La Cour des comptes dit stop au développement du TGV, en préconisant une suppression d'arrêts intermédiaires et des dessertes sur voies classiques.
Dans son rapport de 174 pages publié le 23 octobre, la Cour des comptes a tiré à boulet rouge sur le système ferroviaire à grande vitesse en France, qui est arrivé en bout de voie.
La faute à la stagnation des trafics, à des remplissages en recul sur certaines lignes, à la surestimation de la rentabilité des LGV, à la multiplication des arrêts intermédiaires (avec 230 destinations recensées au total) et au choix de faire rouler les TGV sur le réseau classique, ce qui réduit considérablement la vitesse et donc le gain de temps.
La Cour critique au passage le secret entretenu par la SNCF sur la réalité de ses trafics. Elle note ainsi que "la marge opérationnelle de l’activité TGV s’est sensiblement dégradée, de 29% du chiffre d’affaires en 2008 à 12% en 2013".
Et de rappeler que l’essor du réseau TGV s’est effectué au détriment du réseau classique qui a vu ses lignes fermer, la qualité de service baisser et son entretien se réduire fortement avec tous les risques que l’on connaît. En raison de tarifs jugés élevés, une partie de la clientèle loisir de la SNCF s’est en outre détournée du TGV pour utiliser d’autres modes de transport, comme l’autocar et le covoiturage.
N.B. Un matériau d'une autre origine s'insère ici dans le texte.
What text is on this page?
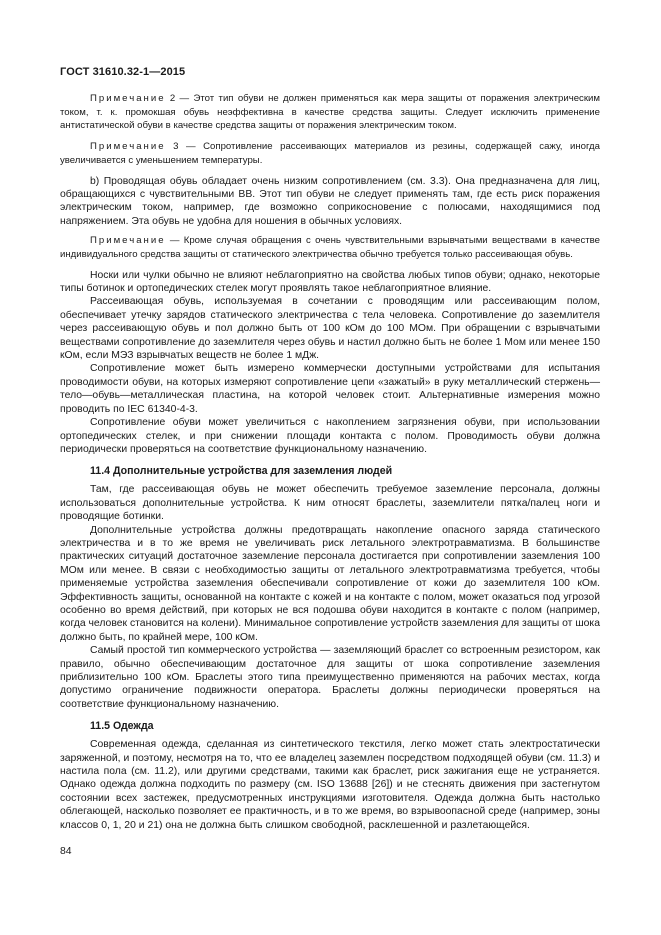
ГОСТ 31610.32-1—2015

Примечание 2 — Этот тип обуви не должен применяться как мера защиты от поражения электрическим током, т. к. промокшая обувь неэффективна в качестве средства защиты. Следует исключить применение антистатической обуви в качестве средства защиты от поражения электрическим током.

Примечание 3 — Сопротивление рассеивающих материалов из резины, содержащей сажу, иногда увеличивается с уменьшением температуры.

b) Проводящая обувь обладает очень низким сопротивлением (см. 3.3). Она предназначена для лиц, обращающихся с чувствительными ВВ. Этот тип обуви не следует применять там, где есть риск поражения электрическим током, например, где возможно соприкосновение с полюсами, находящимися под напряжением. Эта обувь не удобна для ношения в обычных условиях.

Примечание — Кроме случая обращения с очень чувствительными взрывчатыми веществами в качестве индивидуального средства защиты от статического электричества обычно требуется только рассеивающая обувь.

Носки или чулки обычно не влияют неблагоприятно на свойства любых типов обуви; однако, некоторые типы ботинок и ортопедических стелек могут проявлять такое неблагоприятное влияние.

Рассеивающая обувь, используемая в сочетании с проводящим или рассеивающим полом, обеспечивает утечку зарядов статического электричества с тела человека. Сопротивление до заземлителя через рассеивающую обувь и пол должно быть от 100 кОм до 100 МОм. При обращении с взрывчатыми веществами сопротивление до заземлителя через обувь и настил должно быть не более 1 Мом или менее 150 кОм, если МЭЗ взрывчатых веществ не более 1 мДж.

Сопротивление может быть измерено коммерчески доступными устройствами для испытания проводимости обуви, на которых измеряют сопротивление цепи «зажатый» в руку металлический стержень—тело—обувь—металлическая пластина, на которой человек стоит. Альтернативные измерения можно проводить по IEC 61340-4-3.

Сопротивление обуви может увеличиться с накоплением загрязнения обуви, при использовании ортопедических стелек, и при снижении площади контакта с полом. Проводимость обуви должна периодически проверяться на соответствие функциональному назначению.

11.4 Дополнительные устройства для заземления людей

Там, где рассеивающая обувь не может обеспечить требуемое заземление персонала, должны использоваться дополнительные устройства. К ним относят браслеты, заземлители пятка/палец ноги и проводящие ботинки.

Дополнительные устройства должны предотвращать накопление опасного заряда статического электричества и в то же время не увеличивать риск летального электротравматизма. В большинстве практических ситуаций достаточное заземление персонала достигается при сопротивлении заземления 100 МОм или менее. В связи с необходимостью защиты от летального электротравматизма требуется, чтобы применяемые устройства заземления обеспечивали сопротивление от кожи до заземлителя 100 кОм. Эффективность защиты, основанной на контакте с кожей и на контакте с полом, может оказаться под угрозой особенно во время действий, при которых не вся подошва обуви находится в контакте с полом (например, когда человек становится на колени). Минимальное сопротивление устройств заземления для защиты от шока должно быть, по крайней мере, 100 кОм.

Самый простой тип коммерческого устройства — заземляющий браслет со встроенным резистором, как правило, обычно обеспечивающим достаточное для защиты от шока сопротивление заземления приблизительно 100 кОм. Браслеты этого типа преимущественно применяются на рабочих местах, когда допустимо ограничение подвижности оператора. Браслеты должны периодически проверяться на соответствие функциональному назначению.

11.5 Одежда

Современная одежда, сделанная из синтетического текстиля, легко может стать электростатически заряженной, и поэтому, несмотря на то, что ее владелец заземлен посредством подходящей обуви (см. 11.3) и настила пола (см. 11.2), или другими средствами, такими как браслет, риск зажигания еще не устраняется. Однако одежда должна подходить по размеру (см. ISO 13688 [26]) и не стеснять движения при застегнутом состоянии всех застежек, предусмотренных инструкциями изготовителя. Одежда должна быть настолько облегающей, насколько позволяет ее практичность, и в то же время, во взрывоопасной среде (например, зоны классов 0, 1, 20 и 21) она не должна быть слишком свободной, расклешенной и разлетающейся.

84
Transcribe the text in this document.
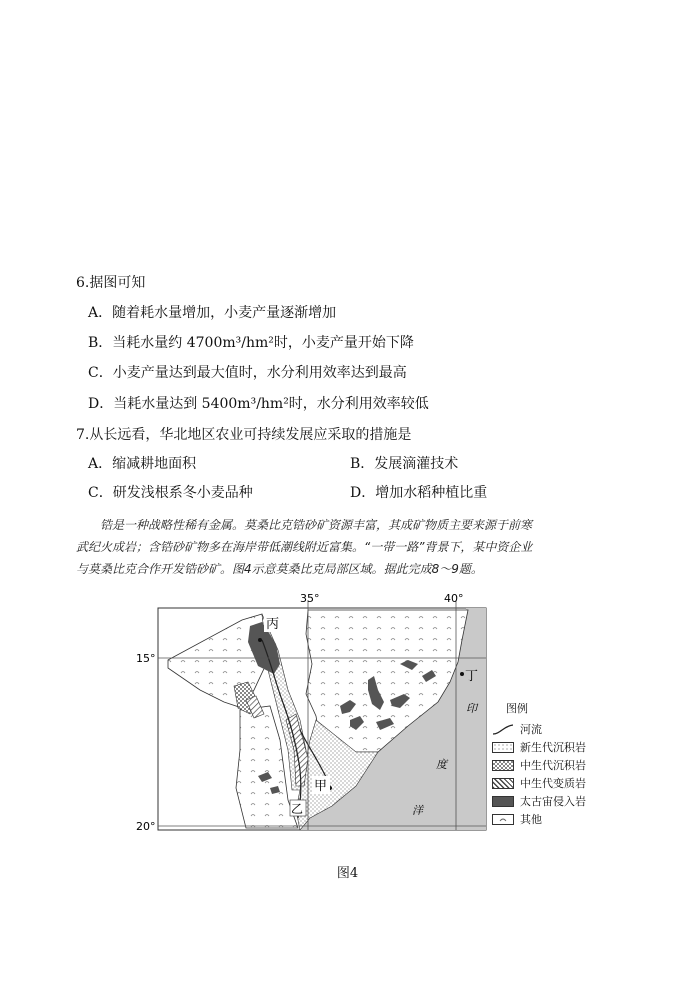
6.据图可知
A．随着耗水量增加，小麦产量逐渐增加
B．当耗水量约 4700m³/hm²时，小麦产量开始下降
C．小麦产量达到最大值时，水分利用效率达到最高
D．当耗水量达到 5400m³/hm²时，水分利用效率较低
7.从长远看，华北地区农业可持续发展应采取的措施是
A．缩减耕地面积	B．发展滴灌技术
C．研发浅根系冬小麦品种	D．增加水稻种植比重

锆是一种战略性稀有金属。莫桑比克锆砂矿资源丰富，其成矿物质主要来源于前寒

武纪火成岩；含锆砂矿物多在海岸带低潮线附近富集。“一带一路”背景下，某中资企业

与莫桑比克合作开发锆砂矿。图4示意莫桑比克局部区域。据此完成8～9题。

35°	40°
15°
20°
丙
丁
甲
乙
印
度
洋
图例
河流
新生代沉积岩
中生代沉积岩
中生代变质岩
太古宙侵入岩
其他
图4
Les futurs projets de LGV sont jugés non prioritaires
Et la Cour de souligner que les projets en cours sont loin d’avoir une rentabilité assurée. Ils seraient lancés contre toute logique en raison du processus actuel de décision très balisé et coûteux, entre débats préalables et études préliminaires, études techniques et avant-projet.
"La somme de ces dépenses finit par justifier le lancement de l’opération, parfois contre tout bon sens", estime les magistrats. Les futures LGV Tours-Bordeaux, Bordeaux-Toulouse et Poitiers-Limoges sont ainsi pointées du doigt, d’autant que plusieurs de ces projets ne sont pas financés avec la baisse des ressources.
Cette situation ne devrait que s’aggraver avec l’abandon de l’écotaxe annoncé récemment par Ségolène Royal, la ministre de l’Ecologie et du Développement durable. En effet, la taxation du diesel à hauteur de 2 centimes par litre en 2015 prévue en remplacement n’aura pas le même rendement. Les moyens de l’Agence de financement des infrastructures de transport de France (AFITF) en seront durablement impactés, selon le rapport.
Entretenir le réseau actuel plutôt que lancer de nouveaux projets
Pour relancer les trafics TGV, la Cour des comptes recommande donc d’intégrer ces liaisons avec le réseau ferroviaire classique mais aussi avec les nouvelles offres alternatives de transport. Le transport en bus serait une alternative alors que le ministre de l'Economie, Emmanuel Macron, entend proposer un projet de libéralisation des transports par autocar dans l'Hexagone.
Elle recommande surtout de diminuer progressivement "le nombre d’arrêts sur les tronçons de LGV et de dessertes sur voies classiques et extrémités de lignes".
Ces recommandations risquent d’inquiéter nombre d’élus dans les régions mais aussi les voyageurs habitués au fil des années à cette facilité offerte par la multiplicité des dessertes et fréquences TGV. Et la Cour d’enfoncer le clou : "Ne doivent être conservées que les dessertes justifiées par un large bassin de population". Un impératif absolu pour garantir des taux de remplissage élevés et la rentabilité de chaque desserte.